I was brought here to America for a better life. I’m an adoptee who came from Guatemala at five months old.  I never want to forget how tenuous life can be. Instead of having a great life in America, I could easily have been one of the children in the migrant camps along the U.S. border.

My birth family is still in Guatemala.  My birth mom says that making an adoption plan was the hardest thing she’s ever done, but she did it anyway — because she loved me. I now write to her and visit her, and we also send her food every month.

We can debate whether families fleeing desperate poverty should be eligible for asylum. We can debate the amount of violence they have to suffer, or how bad their starvation has to be, before we let them immigrate. But we cannot separate kids from their parents, and we can’t debate the importance of life and the humanity of these refugees.

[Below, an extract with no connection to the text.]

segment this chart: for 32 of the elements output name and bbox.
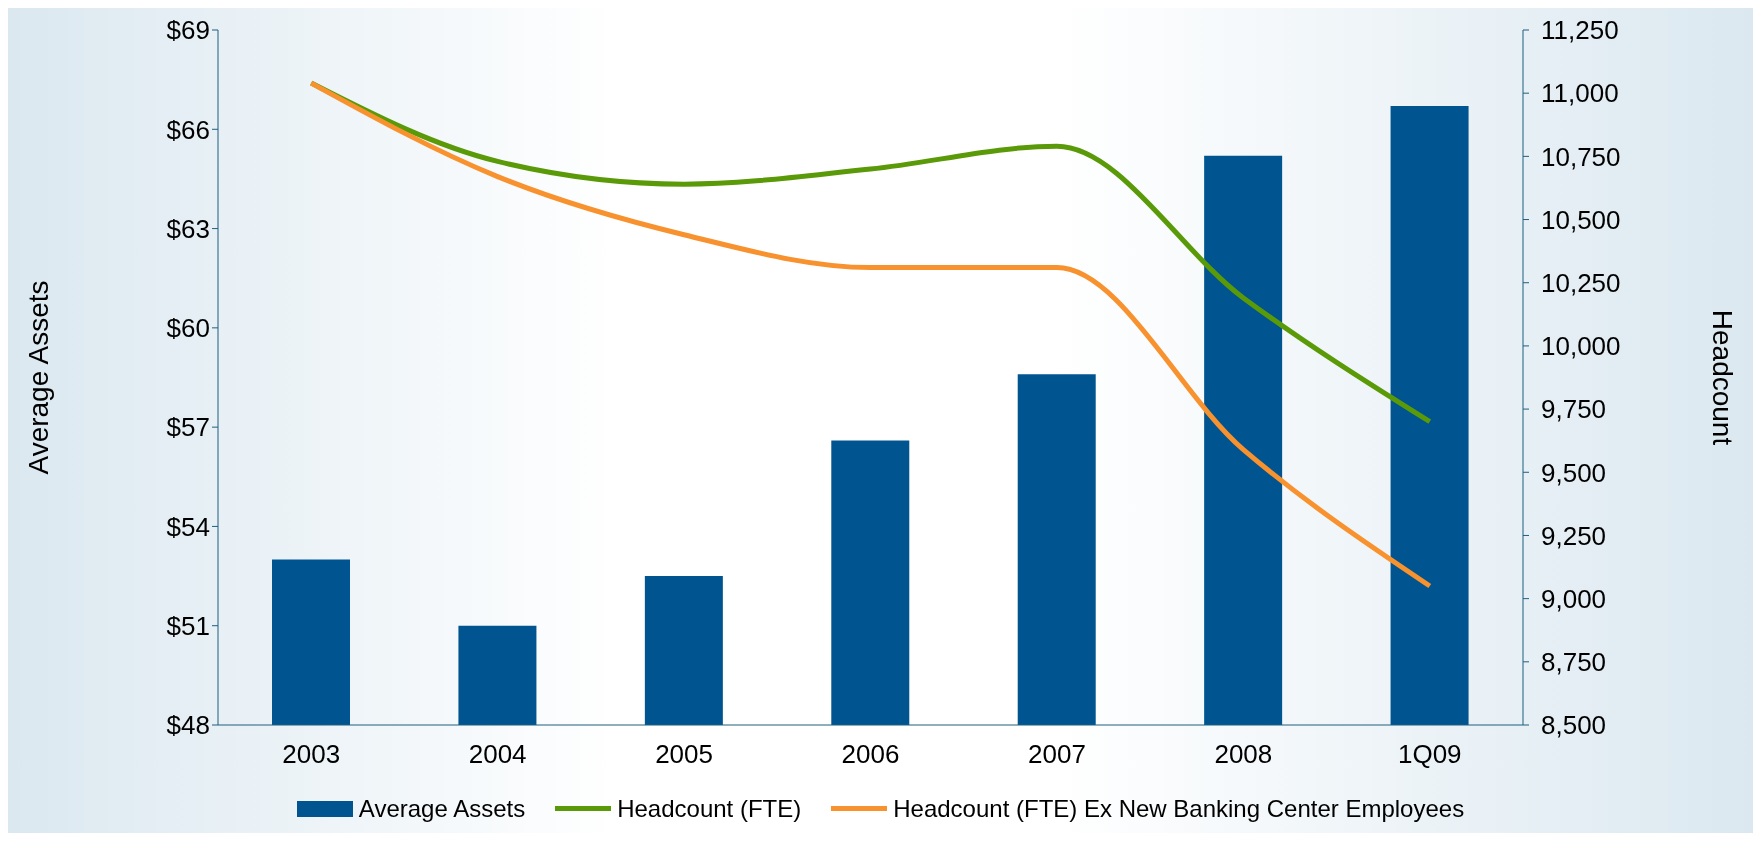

This is just as true now as it was for my great-grandparents and my Nanna, when HIAS brought them here from Germany after World War II. They sailed past the Statue of Liberty, and they knew that America was different. They called it the Golden Land. It was a place where they wouldn’t have to be afraid for their lives, where they could live freely as Jews.

America treated people like, well, like people. That shouldn’t be a big deal, but in the history of the world, it is. That is what makes America great.

Meir Stein is a 13-year old Jewish Day School Student.